Monte Carlo Interactions Introduction

Interaction:
Any of the interactions handled by the MonteCarloInteractions block. These interactions can be separated into two distinct phases. First, each interaction is assumed to have a random probability for occurrence, which depends on the initial state of the interacting objects. Second, each interact is assumed to have a randomly determined final state, which also can depend on the initial state of the interacting objects. MonteCarloInteractions interactions are grouped into three main categories depending on the kind of initial state modeled by the interaction. The three main categories of interactions are:
Null Interaction:
any interaction that does NOT depend upon the full state (position and/or velocity) of any particle in the initial state. The interaction is forced to occur at every time step (i.e., have a probability of 1). For some null interactions, the initial state of the interaction does not depend upon kinetically modeled particles, such as field ionization of a gas modeled as a fluid. Alternately, other null interactions are random processes that always occur, such as the integrated effect of multiple scattering and energy loss of a particle traveling through a moderating gas.
Unary Interaction:
any interaction that depends upon the full state (position and velocity) of only one particle in the initial state. The interaction is randomly occurring, and whose probability and final state depend on only one kinetically modeled particle in the initial state. A common kind of unary interaction is one that involves the ionization of a gas, modeled as a fluid, by an incident particle.
Binary Interaction:
any interaction that depends upon the full state (position and velocity) of two distinct particles in the initial state. The interaction is randomly occurring, and whose probability and final state depend on two kinetically modeled particles in the initial state. The most common kind of binary interaction involves the collision of two kinetically modeled particles.
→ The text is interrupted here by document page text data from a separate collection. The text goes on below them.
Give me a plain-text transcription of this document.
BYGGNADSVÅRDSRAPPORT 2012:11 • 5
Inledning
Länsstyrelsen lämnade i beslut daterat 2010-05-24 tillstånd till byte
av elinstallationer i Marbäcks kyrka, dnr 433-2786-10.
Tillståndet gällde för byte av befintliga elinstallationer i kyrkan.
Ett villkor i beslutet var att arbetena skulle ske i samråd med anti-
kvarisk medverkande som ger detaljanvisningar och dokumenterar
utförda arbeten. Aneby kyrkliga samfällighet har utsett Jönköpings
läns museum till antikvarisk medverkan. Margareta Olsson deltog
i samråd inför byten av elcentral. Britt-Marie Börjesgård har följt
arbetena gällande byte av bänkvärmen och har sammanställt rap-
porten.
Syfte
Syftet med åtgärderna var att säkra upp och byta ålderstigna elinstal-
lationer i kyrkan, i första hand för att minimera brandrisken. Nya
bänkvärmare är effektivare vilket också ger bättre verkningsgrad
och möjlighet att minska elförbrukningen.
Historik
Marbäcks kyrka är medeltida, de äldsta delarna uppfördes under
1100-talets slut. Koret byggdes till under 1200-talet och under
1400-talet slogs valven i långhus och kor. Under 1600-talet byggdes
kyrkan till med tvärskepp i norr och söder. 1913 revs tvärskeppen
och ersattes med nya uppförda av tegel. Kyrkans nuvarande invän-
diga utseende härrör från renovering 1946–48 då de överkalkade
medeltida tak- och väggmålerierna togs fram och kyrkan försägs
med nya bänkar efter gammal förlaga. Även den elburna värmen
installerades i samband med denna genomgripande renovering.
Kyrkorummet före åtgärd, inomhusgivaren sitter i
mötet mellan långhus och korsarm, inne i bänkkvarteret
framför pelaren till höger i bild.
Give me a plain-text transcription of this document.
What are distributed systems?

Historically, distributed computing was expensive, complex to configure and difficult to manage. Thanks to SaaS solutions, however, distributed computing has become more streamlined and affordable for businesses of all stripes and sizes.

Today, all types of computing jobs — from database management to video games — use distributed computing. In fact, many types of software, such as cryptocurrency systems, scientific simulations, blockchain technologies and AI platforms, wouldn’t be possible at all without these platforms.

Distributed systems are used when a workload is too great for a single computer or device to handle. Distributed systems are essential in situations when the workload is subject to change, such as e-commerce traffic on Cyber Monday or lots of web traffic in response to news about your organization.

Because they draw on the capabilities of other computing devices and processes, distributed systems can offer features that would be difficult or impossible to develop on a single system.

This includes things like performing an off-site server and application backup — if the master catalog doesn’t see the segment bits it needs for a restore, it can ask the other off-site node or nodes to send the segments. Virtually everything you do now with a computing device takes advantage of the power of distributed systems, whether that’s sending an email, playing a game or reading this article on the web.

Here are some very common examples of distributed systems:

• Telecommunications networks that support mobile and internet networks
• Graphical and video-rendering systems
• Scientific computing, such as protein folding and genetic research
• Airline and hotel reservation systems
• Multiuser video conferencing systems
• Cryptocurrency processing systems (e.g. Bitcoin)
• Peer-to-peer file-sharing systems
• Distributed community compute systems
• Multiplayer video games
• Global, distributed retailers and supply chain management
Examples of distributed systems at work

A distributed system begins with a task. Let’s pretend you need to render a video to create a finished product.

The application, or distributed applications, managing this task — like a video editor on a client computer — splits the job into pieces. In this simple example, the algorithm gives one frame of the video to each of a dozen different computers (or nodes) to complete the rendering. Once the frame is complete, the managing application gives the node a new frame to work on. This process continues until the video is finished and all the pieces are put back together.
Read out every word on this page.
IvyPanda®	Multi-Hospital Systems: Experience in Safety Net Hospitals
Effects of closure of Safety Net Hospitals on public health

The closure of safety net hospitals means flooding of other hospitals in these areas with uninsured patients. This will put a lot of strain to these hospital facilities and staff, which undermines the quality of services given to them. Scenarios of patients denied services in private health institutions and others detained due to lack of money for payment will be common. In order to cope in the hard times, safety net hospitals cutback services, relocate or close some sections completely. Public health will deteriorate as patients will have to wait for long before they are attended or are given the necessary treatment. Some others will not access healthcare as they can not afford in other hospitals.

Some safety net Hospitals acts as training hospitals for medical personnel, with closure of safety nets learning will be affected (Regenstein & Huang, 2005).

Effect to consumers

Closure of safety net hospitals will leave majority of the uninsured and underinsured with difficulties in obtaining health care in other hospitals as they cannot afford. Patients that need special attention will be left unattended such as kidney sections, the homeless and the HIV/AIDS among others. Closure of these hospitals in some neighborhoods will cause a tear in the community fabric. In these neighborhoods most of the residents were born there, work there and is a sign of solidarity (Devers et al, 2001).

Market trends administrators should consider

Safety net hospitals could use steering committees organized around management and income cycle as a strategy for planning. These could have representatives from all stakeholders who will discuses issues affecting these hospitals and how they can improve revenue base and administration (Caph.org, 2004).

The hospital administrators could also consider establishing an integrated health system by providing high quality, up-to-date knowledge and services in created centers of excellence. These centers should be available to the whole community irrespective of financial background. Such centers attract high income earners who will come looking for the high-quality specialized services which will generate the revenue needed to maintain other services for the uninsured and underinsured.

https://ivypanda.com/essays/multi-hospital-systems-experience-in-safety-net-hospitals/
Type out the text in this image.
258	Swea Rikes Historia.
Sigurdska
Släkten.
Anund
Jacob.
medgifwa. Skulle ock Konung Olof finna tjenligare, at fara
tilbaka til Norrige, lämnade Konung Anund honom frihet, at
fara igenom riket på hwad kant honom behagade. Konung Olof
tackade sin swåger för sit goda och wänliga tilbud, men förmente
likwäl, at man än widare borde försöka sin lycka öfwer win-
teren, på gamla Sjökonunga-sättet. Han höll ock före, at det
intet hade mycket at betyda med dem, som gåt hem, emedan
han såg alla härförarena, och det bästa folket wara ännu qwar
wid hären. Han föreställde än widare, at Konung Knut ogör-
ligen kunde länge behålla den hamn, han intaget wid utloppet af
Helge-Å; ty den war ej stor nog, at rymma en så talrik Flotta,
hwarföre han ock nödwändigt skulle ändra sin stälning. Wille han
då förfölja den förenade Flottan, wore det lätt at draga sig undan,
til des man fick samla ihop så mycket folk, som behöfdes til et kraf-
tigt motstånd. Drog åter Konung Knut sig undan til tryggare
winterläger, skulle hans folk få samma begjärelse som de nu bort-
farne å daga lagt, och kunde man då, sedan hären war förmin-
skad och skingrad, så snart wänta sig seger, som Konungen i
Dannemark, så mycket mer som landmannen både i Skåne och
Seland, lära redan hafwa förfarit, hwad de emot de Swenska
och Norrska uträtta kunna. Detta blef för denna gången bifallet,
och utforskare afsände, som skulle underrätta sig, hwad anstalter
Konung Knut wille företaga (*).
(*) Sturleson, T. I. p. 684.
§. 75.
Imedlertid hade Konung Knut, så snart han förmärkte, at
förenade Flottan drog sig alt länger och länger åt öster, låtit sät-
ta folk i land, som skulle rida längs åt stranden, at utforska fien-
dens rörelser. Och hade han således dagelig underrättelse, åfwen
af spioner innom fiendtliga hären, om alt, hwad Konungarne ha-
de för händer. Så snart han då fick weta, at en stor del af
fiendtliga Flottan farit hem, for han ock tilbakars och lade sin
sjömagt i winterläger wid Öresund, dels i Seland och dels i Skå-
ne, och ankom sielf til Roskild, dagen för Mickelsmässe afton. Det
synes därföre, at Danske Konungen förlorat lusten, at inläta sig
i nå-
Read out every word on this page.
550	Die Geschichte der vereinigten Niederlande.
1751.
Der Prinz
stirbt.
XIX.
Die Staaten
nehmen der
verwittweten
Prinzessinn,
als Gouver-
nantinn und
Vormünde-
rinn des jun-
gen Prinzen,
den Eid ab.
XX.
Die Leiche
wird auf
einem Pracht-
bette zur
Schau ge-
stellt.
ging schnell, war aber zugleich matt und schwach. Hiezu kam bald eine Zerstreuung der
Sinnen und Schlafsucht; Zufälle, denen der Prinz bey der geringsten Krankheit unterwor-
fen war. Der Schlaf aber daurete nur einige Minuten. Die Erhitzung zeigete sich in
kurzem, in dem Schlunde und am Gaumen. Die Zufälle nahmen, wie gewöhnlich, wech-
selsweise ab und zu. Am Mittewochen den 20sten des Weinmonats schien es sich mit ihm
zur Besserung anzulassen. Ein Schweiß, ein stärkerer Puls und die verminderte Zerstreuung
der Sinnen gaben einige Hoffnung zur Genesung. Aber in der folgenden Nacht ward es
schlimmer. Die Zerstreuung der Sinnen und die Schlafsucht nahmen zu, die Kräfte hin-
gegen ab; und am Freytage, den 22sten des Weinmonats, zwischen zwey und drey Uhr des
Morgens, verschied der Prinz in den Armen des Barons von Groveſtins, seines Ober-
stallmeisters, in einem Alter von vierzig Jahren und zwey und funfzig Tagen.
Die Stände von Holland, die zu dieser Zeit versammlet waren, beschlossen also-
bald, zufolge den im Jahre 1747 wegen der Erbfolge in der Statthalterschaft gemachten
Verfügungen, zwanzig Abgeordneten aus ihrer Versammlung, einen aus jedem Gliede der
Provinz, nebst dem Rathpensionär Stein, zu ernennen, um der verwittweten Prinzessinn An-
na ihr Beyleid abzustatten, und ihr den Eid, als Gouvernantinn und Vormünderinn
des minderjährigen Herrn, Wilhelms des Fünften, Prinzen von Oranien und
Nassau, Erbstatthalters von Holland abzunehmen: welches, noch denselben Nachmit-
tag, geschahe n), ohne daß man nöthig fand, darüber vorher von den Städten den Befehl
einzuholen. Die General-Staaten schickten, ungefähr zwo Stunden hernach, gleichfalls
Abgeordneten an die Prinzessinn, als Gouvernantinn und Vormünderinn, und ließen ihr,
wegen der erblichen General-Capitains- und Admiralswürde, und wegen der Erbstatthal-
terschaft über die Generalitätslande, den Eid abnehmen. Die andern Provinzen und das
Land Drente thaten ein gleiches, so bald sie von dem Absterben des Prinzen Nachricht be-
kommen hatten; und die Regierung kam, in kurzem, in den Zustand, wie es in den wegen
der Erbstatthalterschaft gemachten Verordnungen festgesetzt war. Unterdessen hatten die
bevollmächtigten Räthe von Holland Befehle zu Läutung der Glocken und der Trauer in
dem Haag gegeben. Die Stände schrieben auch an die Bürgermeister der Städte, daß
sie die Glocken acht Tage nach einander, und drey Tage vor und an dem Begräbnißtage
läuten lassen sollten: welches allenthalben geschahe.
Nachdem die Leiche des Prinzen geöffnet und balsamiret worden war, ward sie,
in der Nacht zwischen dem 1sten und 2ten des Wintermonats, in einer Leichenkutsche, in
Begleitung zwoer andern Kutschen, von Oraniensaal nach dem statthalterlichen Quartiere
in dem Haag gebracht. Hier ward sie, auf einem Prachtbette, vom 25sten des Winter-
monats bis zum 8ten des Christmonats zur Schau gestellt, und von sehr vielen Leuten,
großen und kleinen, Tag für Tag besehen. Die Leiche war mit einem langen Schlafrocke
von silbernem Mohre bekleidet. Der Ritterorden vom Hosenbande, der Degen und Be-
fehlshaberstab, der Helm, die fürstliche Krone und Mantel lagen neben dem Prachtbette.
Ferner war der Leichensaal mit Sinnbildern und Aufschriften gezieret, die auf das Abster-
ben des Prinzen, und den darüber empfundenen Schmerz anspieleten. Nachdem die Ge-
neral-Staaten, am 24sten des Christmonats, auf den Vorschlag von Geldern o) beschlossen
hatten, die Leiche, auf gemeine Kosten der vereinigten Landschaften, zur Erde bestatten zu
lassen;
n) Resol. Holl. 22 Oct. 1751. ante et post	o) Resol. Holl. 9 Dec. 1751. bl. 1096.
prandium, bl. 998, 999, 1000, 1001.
Some interactions model the collision of one fundamental particle with another (though not necessarily kinetically modeled). For these interactions, the probability for occurrence depends upon the cross section for the associated scattering event. These cross-section-dependent interactions include:

  • unary chargeExchange
  • all of the unary impact collisions
  • all of the binary interactions

Impact collisions

Impact collisions:

Models the interaction of incident ions or electrons with a background fluid neutral gas.

It also models the interaction of incident ions or electrons with kinetic neutral particles. In this setup, the kinetic neutral particles within each computational cell are assembled together to calculate the neutral particle density results which will be used in handling the collision algorithm. This model is completely different from the binary interactions model. In binary interactions, each pair of particles is checked for the possibility of collision and then the collision is handled. This approach is computationally expensive when there are many particles per cell in a simulation.

All impact collisions are cross section based. The user can either choose to use the builtIn cross section, the eedl cross section, in which case an EEDL data file name must be specified, or the functionDefined cross section, in which case the cross section is defined via an OAFunc function (examples below). The EEDL (Electron Evaluated Data Library [PCS91] contains electron collision cross section information for monatomic elements Z = 1 to 100 defined by the International Atomic Energy Agency (IAEA)’s Nuclear Data Services. Vorpal has interfaces, via the TxPhysics library, that can parse this EEDL data library and obtain the necessary collision cross section data for the collision handling.

Each impact collision interaction can be represented by an Interaction block, inside the MonteCarloInteractions block, in the Vorpal input file. There are different kinds of impact collisions:

  • impactElastic
  • impactExcitation
  • impactIonCollisions
  • impactIonization
  • negativeIonDetachment
  • threeBodyRecombination

Electrons/Ions interactions with background fluid neutral gas: In this setup, all impact collisions model interaction between a Species (sortSpecies or cellSpecies) and a Fluid representing the neutral gas. These two blocks must be defined in the input file and impactSpecies and neutralGas parameter values must refer to the name of these two blocks respectively.

Electrons/Ions interactions with kinetic neutral gas: In this set up, all impact collisions model interaction between a incident electron/ion Species and a kinetic neutral particle species. The inNeutrals parameter value must refer to the name of the Species block for kinetic neutral particle.

Note

These interactions replace the ImpactCollider/ImpactCollision blocks previously present in Vorpal.